For a moment, he thought the Butcher Bartch manifestation had somehow followed them back to their motel room, but the body type was wrong—and so was the blade. Not a cleaver—a butcher knife.
That’s impossible, Sam thought. I’m still dreaming.
Dreams within dreams. A waking dream?
The stranger raised the butcher knife over his head, clutching the dark handle in a double-handed grip, knuckles flexing, prepared to strike.
Sam charged across the room.
He almost expected his legs to betray him, or the floor to open up beneath him again, or the carpeting to bunch and trip him. But none of that happened.

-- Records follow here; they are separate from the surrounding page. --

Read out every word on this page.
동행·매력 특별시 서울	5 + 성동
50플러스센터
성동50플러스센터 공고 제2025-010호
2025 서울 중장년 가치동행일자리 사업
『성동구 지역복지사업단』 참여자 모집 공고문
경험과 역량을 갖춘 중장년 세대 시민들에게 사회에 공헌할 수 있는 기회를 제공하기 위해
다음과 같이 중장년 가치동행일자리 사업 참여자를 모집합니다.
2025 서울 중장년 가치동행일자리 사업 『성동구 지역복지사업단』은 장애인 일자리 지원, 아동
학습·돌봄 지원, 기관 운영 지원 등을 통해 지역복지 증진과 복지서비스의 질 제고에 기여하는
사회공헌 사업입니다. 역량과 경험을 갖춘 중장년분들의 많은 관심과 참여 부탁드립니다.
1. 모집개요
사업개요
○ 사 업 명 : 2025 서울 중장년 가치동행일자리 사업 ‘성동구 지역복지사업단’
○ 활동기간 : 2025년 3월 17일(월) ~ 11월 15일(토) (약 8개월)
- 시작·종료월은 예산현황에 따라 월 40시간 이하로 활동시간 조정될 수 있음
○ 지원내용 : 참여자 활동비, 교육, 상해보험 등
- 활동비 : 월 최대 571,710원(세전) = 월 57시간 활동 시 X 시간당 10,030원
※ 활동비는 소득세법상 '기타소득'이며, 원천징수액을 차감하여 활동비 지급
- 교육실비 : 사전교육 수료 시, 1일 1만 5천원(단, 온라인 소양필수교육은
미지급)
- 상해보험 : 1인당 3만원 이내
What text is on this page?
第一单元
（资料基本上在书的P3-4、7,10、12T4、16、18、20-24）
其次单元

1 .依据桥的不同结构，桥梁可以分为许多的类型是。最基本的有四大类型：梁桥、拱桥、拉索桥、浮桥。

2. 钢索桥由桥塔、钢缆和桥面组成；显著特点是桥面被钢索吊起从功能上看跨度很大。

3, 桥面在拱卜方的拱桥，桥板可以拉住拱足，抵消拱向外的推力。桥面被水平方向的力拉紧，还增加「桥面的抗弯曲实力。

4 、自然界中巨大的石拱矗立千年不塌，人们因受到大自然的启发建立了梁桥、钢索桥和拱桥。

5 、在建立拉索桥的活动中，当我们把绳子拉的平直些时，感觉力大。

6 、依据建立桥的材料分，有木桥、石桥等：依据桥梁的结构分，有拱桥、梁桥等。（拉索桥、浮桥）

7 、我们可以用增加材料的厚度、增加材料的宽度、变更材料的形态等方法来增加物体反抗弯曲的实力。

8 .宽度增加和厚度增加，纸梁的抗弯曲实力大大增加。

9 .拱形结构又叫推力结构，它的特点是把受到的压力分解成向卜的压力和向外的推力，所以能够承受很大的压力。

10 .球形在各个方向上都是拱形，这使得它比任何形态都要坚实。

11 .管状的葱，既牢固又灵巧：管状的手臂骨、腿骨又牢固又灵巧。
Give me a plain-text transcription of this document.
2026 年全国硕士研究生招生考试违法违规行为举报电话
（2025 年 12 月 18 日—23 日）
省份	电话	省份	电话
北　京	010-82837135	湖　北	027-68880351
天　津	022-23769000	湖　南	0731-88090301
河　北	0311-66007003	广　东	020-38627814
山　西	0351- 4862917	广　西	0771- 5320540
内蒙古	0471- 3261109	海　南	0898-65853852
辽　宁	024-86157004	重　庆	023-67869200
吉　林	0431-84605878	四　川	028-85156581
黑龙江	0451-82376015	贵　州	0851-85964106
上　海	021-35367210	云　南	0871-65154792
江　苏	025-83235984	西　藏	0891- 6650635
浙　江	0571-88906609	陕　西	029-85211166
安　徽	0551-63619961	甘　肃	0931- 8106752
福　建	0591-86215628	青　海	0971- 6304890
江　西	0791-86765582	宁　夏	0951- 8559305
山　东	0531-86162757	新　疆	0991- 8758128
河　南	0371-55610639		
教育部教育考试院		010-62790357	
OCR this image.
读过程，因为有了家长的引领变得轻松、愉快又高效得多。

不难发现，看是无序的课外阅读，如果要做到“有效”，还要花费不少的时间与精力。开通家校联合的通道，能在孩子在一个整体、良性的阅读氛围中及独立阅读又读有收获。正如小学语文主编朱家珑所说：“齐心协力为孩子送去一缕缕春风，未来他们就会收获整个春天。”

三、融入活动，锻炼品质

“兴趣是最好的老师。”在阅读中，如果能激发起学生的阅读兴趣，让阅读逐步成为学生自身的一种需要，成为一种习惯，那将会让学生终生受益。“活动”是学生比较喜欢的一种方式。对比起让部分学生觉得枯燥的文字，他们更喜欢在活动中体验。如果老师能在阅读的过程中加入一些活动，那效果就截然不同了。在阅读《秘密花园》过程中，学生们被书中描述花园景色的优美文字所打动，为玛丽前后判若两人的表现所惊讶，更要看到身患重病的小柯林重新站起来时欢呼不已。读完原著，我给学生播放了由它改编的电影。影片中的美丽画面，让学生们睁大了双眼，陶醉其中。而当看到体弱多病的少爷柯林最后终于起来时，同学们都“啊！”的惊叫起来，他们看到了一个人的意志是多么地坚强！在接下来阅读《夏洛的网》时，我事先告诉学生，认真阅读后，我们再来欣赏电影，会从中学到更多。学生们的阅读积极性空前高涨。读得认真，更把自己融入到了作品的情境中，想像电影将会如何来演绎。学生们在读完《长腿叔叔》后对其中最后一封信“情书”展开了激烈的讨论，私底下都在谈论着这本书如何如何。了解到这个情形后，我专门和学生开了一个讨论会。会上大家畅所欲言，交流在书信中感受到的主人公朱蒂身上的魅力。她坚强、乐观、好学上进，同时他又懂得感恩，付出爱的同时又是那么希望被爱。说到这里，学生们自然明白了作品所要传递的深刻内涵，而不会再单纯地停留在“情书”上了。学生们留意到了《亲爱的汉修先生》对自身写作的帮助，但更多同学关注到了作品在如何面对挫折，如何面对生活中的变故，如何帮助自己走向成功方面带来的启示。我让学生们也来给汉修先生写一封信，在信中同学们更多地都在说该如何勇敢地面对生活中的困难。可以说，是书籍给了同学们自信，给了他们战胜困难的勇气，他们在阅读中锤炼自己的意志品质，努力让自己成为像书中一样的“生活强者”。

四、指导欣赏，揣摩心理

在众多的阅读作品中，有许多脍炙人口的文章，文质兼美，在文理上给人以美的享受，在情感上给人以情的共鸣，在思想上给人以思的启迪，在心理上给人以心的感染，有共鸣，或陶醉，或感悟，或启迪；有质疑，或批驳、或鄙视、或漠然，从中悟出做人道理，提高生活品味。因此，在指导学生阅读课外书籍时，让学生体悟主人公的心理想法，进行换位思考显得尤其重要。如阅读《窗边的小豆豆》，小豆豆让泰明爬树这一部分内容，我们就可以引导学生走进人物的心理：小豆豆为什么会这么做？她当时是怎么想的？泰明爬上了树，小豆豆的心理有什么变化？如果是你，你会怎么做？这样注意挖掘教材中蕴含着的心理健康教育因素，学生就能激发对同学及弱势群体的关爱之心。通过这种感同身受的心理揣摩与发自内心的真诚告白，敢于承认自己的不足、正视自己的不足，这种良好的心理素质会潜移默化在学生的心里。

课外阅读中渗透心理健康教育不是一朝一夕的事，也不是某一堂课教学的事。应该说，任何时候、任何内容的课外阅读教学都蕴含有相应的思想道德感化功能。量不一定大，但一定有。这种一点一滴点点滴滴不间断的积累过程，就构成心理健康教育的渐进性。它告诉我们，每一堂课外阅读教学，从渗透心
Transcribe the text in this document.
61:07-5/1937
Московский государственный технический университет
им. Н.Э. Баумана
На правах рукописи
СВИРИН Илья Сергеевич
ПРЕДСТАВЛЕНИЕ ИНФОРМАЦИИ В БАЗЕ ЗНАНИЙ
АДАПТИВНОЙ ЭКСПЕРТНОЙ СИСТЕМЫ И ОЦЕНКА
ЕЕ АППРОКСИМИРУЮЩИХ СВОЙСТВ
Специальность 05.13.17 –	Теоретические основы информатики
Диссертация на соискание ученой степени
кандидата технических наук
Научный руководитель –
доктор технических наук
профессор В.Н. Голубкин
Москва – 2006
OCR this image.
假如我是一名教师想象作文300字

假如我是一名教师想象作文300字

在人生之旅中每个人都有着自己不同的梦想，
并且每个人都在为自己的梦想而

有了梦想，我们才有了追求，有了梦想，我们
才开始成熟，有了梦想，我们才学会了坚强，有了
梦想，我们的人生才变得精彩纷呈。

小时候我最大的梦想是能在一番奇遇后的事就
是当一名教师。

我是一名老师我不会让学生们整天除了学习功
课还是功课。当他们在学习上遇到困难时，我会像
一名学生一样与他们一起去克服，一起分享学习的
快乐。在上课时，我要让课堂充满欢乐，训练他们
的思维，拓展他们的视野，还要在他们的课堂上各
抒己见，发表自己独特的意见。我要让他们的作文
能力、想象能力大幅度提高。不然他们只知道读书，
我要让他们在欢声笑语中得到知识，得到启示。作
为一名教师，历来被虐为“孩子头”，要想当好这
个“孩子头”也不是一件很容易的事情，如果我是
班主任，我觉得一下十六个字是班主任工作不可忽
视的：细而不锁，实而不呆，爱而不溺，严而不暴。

And he was almost fast enough to stop the attack.
As the stranger drove the point of the butcher knife downward, Sam slammed into him and the other man’s weight was as solid as his own, the impact jarring as they both fell to the floor. Before Sam saw the man’s face, saw that it was in fact his own face staring back at him, he registered the man’s empty hands.
The knife was missing.
Soulless Sam smiled at Sam.
“Too late!” he said.
Then vanished.
Dean Winchester, alone in the Impala, drove through a rainstorm at night with the radio turned to a classic rock station, but he heard more static than music. Over the hiss of the tires on the wet road, he heard snippets of Seger and AC/DC and Skynyrd. And no matter the song, the repetitive thwum-thwump of the windshield wipers kept time with the beat about as competently as an inebriated percussionist. Rising above this confused mush of sound with stark clarity, his cell phone rang. He glanced at the caller ID display: Lisa Braeden.